Последний период жизни Глинки не богат внешними фактами и не отмечен какими-либо крупными произведениями. Опера «Руслан и Людмила» была, очевидно, кульминационным пунктом его художественной деятельности. Но опера эта потерпела неудачу, и композитор ясно увидел, что двигаться дальше в избранном направлении нет никакой возможности; для Глинки в тогдашней России не было еще публики. «Твоего Мишу, – пророчески говорил он сестре, Людмиле Ивановне Шестаковой, – поймут через 25 лет, а „Руслана“ – через 100 лет».
Да и сил, пожалуй, уже не хватало у нашего маэстро; только он сам мог бы рассказать, сколько душевной энергии ему пришлось потратить на свою художественную деятельность, сколько сил вложить хотя бы в одного «Руслана»…
В последний период жизни он большей частью жил за границей, мало создавая, мало действуя и, так сказать, оставаясь только наблюдателем совершавшейся вокруг него жизни.
Свою заграничную жизнь Глинка начал путешествием в Париж, откуда предполагал перебраться в Испанию. В Париже он, между прочим, мог рассчитывать и на некоторую популярность; там отчасти уже знали его по корреспонденциям из России, в особенности по критическим отзывам Генриха Мериме (брата известного Проспера Мериме)[19]19
«Une année en Russie, lettres de Moscou en 1840». Revue de Paris, Mars, 1844. Эти отзывы особенно тронули Глинку, который говорил: «Ни один из моих соотечественников не отзывался до тех пор обо мне в таких лестных выражениях»

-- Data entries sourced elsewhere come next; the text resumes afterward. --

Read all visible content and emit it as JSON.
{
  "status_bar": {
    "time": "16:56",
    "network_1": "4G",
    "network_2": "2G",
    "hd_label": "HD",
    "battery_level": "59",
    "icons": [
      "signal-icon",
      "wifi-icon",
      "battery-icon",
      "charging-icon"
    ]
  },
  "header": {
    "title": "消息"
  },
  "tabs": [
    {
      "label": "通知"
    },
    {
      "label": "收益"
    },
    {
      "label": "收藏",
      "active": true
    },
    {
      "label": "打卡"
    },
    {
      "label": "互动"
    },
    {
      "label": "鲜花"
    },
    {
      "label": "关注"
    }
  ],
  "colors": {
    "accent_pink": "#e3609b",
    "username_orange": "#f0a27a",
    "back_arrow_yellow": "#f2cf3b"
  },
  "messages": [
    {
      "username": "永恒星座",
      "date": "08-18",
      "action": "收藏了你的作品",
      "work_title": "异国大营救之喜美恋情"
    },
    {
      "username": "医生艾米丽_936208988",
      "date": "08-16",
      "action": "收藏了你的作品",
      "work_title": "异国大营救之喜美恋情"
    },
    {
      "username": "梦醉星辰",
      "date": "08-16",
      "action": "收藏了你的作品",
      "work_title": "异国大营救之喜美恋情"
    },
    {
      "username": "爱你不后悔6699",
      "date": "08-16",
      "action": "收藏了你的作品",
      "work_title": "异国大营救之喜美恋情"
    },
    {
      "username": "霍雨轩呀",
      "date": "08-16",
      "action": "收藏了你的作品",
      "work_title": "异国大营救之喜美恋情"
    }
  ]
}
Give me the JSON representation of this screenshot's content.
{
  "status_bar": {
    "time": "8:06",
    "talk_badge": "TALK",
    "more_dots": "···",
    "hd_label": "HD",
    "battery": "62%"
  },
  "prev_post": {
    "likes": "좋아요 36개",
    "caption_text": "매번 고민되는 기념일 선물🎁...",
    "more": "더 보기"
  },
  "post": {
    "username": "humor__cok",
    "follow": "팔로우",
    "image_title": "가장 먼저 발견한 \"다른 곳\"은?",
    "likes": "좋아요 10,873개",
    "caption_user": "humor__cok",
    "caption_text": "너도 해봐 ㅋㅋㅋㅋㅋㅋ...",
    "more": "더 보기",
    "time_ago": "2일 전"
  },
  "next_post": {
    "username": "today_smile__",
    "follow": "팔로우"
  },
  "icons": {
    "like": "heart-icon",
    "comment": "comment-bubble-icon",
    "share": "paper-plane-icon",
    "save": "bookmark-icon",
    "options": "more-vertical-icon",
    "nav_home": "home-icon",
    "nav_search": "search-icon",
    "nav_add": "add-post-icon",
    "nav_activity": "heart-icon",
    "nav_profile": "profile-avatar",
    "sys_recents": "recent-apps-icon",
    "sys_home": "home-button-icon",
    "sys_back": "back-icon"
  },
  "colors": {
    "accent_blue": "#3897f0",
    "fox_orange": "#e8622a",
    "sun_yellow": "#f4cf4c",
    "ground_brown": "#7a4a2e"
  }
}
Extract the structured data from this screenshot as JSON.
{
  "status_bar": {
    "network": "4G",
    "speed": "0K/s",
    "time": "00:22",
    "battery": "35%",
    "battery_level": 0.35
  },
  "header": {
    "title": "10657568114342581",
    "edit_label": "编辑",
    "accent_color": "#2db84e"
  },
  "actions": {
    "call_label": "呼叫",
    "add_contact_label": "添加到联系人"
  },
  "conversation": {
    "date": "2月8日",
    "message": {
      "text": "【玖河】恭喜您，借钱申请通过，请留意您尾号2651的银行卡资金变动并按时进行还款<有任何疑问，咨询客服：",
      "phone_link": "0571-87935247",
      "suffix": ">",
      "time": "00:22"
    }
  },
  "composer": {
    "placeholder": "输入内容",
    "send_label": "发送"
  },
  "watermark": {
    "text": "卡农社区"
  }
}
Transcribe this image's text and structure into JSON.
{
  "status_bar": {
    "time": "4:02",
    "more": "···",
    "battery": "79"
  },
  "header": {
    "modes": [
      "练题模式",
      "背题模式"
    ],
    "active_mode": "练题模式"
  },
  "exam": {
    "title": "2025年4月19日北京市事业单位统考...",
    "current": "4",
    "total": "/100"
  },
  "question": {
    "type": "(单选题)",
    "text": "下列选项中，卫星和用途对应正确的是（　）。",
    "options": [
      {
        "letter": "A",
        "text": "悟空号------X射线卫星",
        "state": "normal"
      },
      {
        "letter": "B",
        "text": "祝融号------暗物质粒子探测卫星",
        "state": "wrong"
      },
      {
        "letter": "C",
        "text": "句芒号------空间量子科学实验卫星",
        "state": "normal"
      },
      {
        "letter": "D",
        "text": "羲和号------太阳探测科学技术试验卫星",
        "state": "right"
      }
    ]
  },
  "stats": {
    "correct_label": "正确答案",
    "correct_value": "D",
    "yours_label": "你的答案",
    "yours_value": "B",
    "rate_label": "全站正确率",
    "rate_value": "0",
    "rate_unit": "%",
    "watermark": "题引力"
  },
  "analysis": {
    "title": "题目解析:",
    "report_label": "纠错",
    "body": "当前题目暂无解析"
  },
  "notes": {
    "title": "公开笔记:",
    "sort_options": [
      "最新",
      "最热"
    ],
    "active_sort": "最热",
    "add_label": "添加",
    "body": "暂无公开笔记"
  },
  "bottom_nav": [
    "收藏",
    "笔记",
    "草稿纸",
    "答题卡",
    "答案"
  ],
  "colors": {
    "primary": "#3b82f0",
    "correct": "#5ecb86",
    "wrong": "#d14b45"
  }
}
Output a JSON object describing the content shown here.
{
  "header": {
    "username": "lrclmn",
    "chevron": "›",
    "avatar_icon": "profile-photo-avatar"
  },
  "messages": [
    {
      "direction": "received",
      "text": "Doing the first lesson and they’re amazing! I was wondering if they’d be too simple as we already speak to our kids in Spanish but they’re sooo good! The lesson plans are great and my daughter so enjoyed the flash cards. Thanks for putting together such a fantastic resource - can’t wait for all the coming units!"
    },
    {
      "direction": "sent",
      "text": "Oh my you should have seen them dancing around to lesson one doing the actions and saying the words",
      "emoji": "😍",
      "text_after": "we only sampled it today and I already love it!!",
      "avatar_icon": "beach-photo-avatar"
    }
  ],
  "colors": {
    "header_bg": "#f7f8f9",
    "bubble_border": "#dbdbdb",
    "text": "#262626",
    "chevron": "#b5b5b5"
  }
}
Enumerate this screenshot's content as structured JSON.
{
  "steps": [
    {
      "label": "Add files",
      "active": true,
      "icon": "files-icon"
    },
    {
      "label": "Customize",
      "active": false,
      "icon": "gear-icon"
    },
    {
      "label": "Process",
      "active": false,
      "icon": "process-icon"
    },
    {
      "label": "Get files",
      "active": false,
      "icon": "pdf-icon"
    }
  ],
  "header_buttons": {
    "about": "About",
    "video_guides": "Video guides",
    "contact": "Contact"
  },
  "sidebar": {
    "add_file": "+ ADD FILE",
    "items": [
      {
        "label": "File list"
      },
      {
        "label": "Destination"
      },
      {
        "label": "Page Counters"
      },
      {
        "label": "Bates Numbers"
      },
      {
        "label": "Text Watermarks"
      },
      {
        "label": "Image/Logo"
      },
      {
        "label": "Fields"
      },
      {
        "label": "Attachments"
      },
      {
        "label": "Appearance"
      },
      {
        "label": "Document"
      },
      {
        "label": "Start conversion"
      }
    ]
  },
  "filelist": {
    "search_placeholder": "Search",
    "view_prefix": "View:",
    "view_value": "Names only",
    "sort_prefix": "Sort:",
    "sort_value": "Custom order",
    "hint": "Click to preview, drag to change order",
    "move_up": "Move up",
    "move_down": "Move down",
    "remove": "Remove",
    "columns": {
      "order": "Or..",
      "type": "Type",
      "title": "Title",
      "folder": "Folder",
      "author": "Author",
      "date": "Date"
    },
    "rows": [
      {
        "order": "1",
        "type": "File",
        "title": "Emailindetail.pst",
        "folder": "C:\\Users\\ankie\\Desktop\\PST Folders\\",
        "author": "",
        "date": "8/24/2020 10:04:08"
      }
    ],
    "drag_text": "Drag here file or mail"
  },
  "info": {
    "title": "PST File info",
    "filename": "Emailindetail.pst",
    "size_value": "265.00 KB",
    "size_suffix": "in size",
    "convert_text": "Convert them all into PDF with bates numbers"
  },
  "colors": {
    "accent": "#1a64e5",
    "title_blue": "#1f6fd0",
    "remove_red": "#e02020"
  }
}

[Закрыть]. Там познакомился он со знаменитым Гектором Берлиозом и сошелся с ним весьма близко. Нужно сказать, что в это время Берлиоз и его музыка были предметом самых горячих и разноречивых толков как во Франции, так и за границей. Мнения публики и специалистов разделились очень резко: иные восторгались новой музыкой Берлиоза безусловно, другие же, и притом большинство, столь же решительно бранили ее и отвергали всякое значение музыкальных идей французского композитора. Нужно было время, чтобы новая музыка завоевала себе права гражданства и общее признание. Поэтому особенно интересным представляется тогдашнее мнение о ней Глинки. Он вполне на стороне Берлиоза, художественное чутье ни на минуту не обмануло его, и он оказался одним из первых ценителей, правильно и по достоинству определивших значение творчества этого композитора. Вот небольшая выдержка из письма Глинки к Н. В. Кукольнику из Парижа от 18(6) апреля 1845 года: «Самая примечательная для меня встреча, это, без сомнения, с Берлиозом; изучить его произведения, столь порицаемые одними и столь превозносимые другими, было одним из моих музыкальных предположений в Париже… Я не только слышал музыку Берлиоза в концертах и на репетициях, но сблизился с этим первым, по моему мнению, композитором нашего века (разумеется в его специальности)… И вот мое мнение: в фантастической области искусства никто не приближался до этих колоссальных и вместе всегда новых соображений. Объем в целом, развитие подробностей, последовательность, гармоническая ткань, наконец, оркестр могучий и всегда новый – вот характер музыки Берлиоза…»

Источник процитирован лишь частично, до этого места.